We have managed to get our "cluster" of 15 or so 715/75's running, but
have had 3 unexplained system failures.  They run for a while (they are
on continuously) and then die of a hardware failure.  As indicated on
the Subject line, LED's 1, 2 and 6 come on when they stop.

Checking what little documentation that we have, it appears that these
3 lights  reflect something called a "PCX-T FRU", which, as near as we
can tell is the CPU.

We thought at first that over-heating was the cause, but the three stacks
of machines (2 are 6 units high, 1 is 3 units high) are about 30 cm (12")
or more from the wall, and the most recently deceased was at the top, and
nearest the most fresh air of all.  Furthermore, the units are separated
from each other (vertically) by 4 small pieces of wood about 1+ cm
in thickness.  Horizontally, they are separated by about 3-4 cm or more.

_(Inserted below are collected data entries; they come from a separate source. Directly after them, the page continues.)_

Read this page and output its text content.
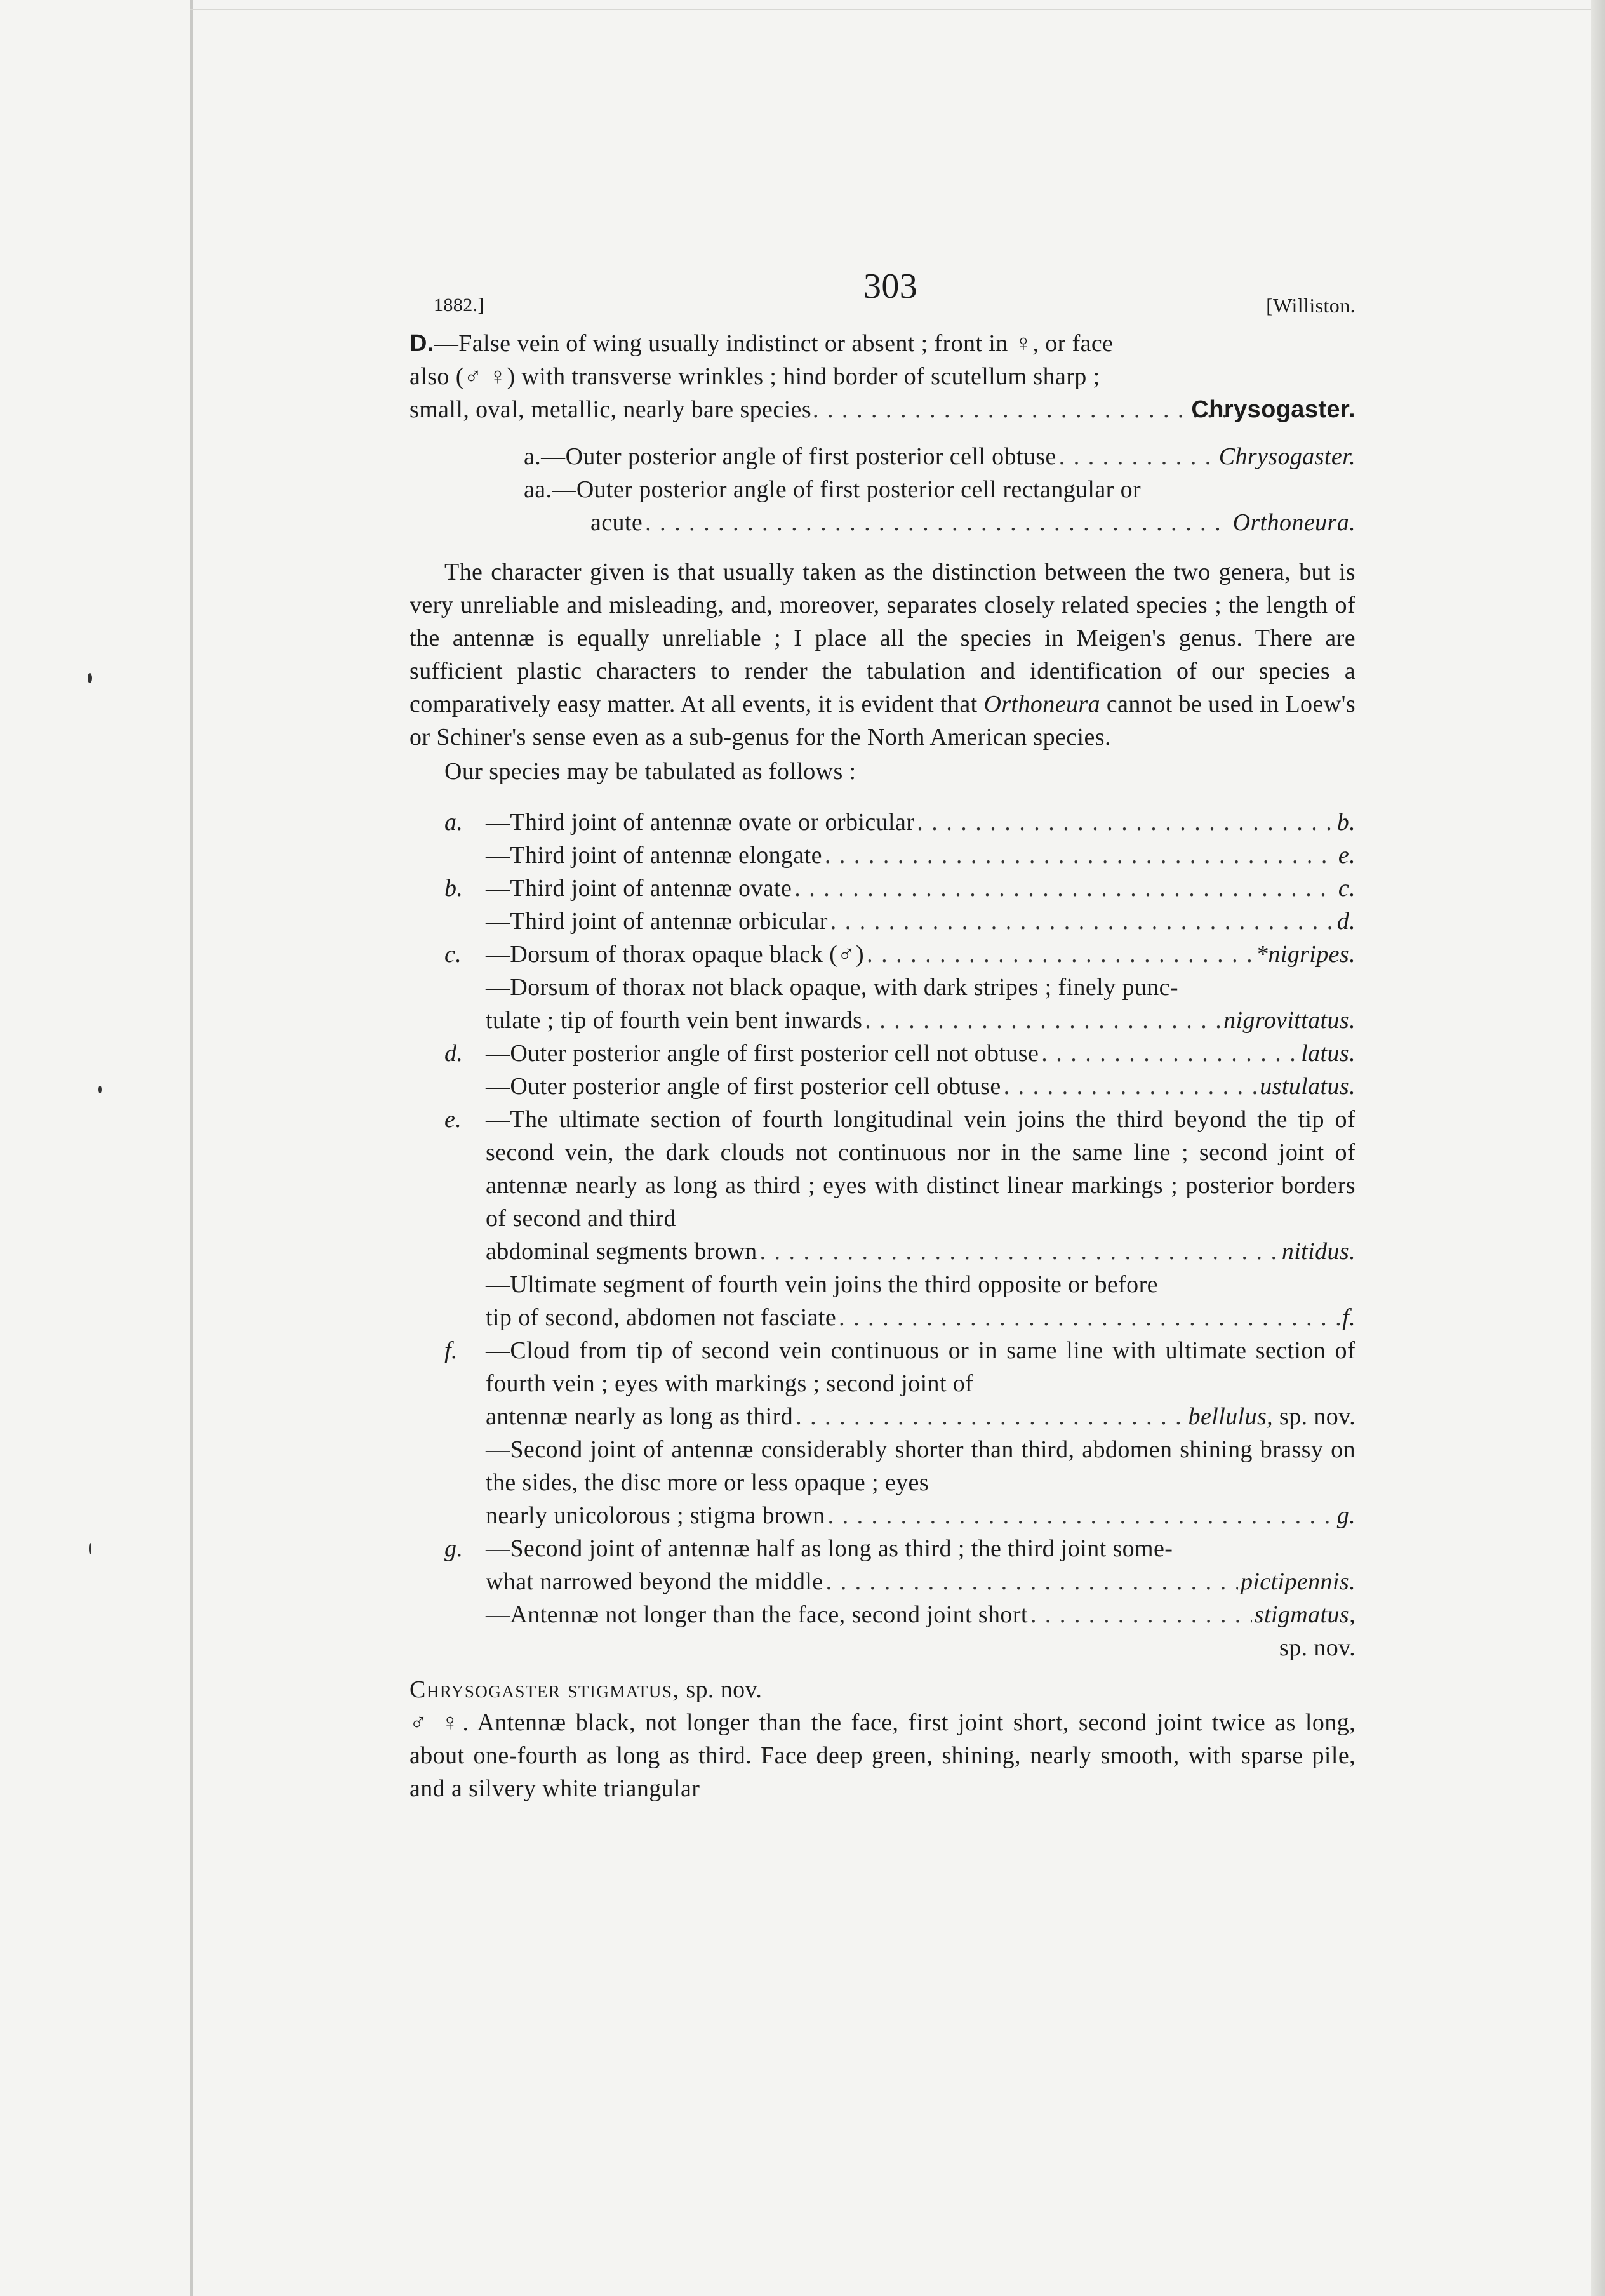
1882.]	303	[Williston.

D.—False vein of wing usually indistinct or absent ; front in ♀, or face

also (♂ ♀) with transverse wrinkles ; hind border of scutellum sharp ;

small, oval, metallic, nearly bare species . . .	Chrysogaster.
a.—Outer posterior angle of first posterior cell obtuse . . .	Chrysogaster.
aa.—Outer posterior angle of first posterior cell rectangular or
acute . . .	Orthoneura.
The character given is that usually taken as the distinction between the two genera, but is very unreliable and misleading, and, moreover, separates closely related species ; the length of the antennæ is equally unreliable ; I place all the species in Meigen's genus. There are sufficient plastic characters to render the tabulation and identification of our species a comparatively easy matter. At all events, it is evident that Orthoneura cannot be used in Loew's or Schiner's sense even as a sub-genus for the North American species.
Our species may be tabulated as follows :
a. —Third joint of antennæ ovate or orbicular . . .	b.
—Third joint of antennæ elongate . . .	e.
b. —Third joint of antennæ ovate . . .	c.
—Third joint of antennæ orbicular . . .	d.
c. —Dorsum of thorax opaque black (♂) . . .	*nigripes.
—Dorsum of thorax not black opaque, with dark stripes ; finely punc-
tulate ; tip of fourth vein bent inwards . . .	nigrovittatus.
d. —Outer posterior angle of first posterior cell not obtuse . . .	latus.
—Outer posterior angle of first posterior cell obtuse . . .	ustulatus.
e. —The ultimate section of fourth longitudinal vein joins the third beyond the tip of second vein, the dark clouds not continuous nor in the same line ; second joint of antennæ nearly as long as third ; eyes with distinct linear markings ; posterior borders of second and third
abdominal segments brown . . .	nitidus.
—Ultimate segment of fourth vein joins the third opposite or before
tip of second, abdomen not fasciate . . .	f.
f. —Cloud from tip of second vein continuous or in same line with ultimate section of fourth vein ; eyes with markings ; second joint of
antennæ nearly as long as third . . .	bellulus,
sp. nov.
—Second joint of antennæ considerably shorter than third, abdomen shining brassy on the sides, the disc more or less opaque ; eyes
nearly unicolorous ; stigma brown . . .	g.
g. —Second joint of antennæ half as long as third ; the third joint some-
what narrowed beyond the middle . . .	pictipennis.
—Antennæ not longer than the face, second joint short . . .	stigmatus,
sp. nov.
Chrysogaster stigmatus, sp. nov.
♂ ♀. Antennæ black, not longer than the face, first joint short, second joint twice as long, about one-fourth as long as third. Face deep green, shining, nearly smooth, with sparse pile, and a silvery white triangular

When we received them, they had been in continuous service for about 6-8
years, and I was assured that there had never been any hardware problems
(i.e. none had failed as these 3 have).

Frankly, I was always under the impression that HP equipment was
"bulletproof", and I was very surprised when this started to happen.
I hate to think that we have passed the "Best Before" date.  Our "cluster"
is certainly not "state of the art", and will never make the "top 5000"
list, let alone the "top 500" list, but it should be quite useful for
experimentation.  While the equipment is old - up to 10 years or so -
I firmly believe that except for the mechanical components, it should
run for some considerable time to come.

Do any readers of this list have any idea why these systems might
be failing?  Has anyone had a similar experience?

Regards from Calgary,

				Dean Provins 
		dprovins@ucalgary.ca,  provinsd@telusplanet.net
Linux is a stimulating and productive alternative to other PC operating systems.